Thank you for your post.  I couldn't agree with you more in your keen distinction regarding a dearth of resources versus a dearth of diversified resources that meet the needs of traumatized people.  CBT, behaviorism, and psychiatry have "ruled" and defined the clinical domain for far too long.  

I am unaware of resources in Indiana per se.  However, a little while back there was an outfit know as the Calo programs that looked very promising.
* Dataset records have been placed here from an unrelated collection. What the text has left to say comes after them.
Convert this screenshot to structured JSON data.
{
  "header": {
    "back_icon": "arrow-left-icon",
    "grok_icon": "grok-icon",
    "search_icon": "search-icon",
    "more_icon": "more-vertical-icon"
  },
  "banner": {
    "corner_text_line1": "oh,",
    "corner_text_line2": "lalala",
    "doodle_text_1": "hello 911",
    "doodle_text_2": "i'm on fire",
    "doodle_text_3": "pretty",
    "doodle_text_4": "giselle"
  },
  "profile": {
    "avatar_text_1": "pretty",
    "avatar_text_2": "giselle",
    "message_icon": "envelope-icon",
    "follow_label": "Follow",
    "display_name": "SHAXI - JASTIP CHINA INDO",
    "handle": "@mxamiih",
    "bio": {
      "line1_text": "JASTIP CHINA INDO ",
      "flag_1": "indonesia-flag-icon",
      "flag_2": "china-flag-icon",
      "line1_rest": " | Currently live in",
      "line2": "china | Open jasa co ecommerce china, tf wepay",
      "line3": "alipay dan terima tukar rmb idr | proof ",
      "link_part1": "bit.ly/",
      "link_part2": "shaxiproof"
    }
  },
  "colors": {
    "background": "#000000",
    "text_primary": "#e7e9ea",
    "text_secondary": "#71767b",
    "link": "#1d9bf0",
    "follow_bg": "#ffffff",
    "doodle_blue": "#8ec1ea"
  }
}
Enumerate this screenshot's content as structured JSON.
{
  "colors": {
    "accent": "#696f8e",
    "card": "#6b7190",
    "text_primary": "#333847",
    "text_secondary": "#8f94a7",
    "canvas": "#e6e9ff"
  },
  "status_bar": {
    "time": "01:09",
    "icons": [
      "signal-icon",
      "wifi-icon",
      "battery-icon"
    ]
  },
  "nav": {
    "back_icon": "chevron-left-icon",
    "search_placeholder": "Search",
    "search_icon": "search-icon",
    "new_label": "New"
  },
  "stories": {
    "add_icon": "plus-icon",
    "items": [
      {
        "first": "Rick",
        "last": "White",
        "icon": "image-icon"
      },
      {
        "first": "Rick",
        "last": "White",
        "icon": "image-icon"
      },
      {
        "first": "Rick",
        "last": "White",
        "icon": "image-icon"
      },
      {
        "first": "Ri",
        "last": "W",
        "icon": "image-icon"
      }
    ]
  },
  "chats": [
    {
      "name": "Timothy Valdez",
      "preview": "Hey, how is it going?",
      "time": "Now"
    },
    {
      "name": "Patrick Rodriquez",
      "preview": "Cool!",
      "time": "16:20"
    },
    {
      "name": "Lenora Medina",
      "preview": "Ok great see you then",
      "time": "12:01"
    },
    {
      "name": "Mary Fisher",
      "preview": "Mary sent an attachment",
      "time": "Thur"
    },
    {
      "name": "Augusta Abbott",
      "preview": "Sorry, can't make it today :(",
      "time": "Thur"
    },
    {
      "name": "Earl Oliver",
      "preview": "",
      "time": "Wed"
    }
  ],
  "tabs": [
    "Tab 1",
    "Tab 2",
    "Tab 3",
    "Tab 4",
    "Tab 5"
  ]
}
Not sure if they are yet insurance supported, but I think they are worth checking out. https://caloprograms.com/

Also, full disclosure - I am a self-proclaimed Steven Porges groupie and I have just directed an IEP team I consult with to train and use his safe and sound protocol with a reactive student that has experienced acute and developmental trauma.  I cannot WAIT to see the results of that.  https://integratedlistening.co...safe-sound-protocol/

The premise is that it works on the tone of the muscles responsible for controlling the middle ear.  Individuals that have experienced developmental trauma often have a weakness in this area and are more inclined to pick up on sounds in their environment associated with predatory noises - thus triggering fight, flight, and freeze reactions.  It's very cutting edge intervention but I love that it gets to the physiological root of reactivity.  I think something worth exploring...

Best of luck and hang in there!  I love seeing others pushing for the same change I wish to see in the world.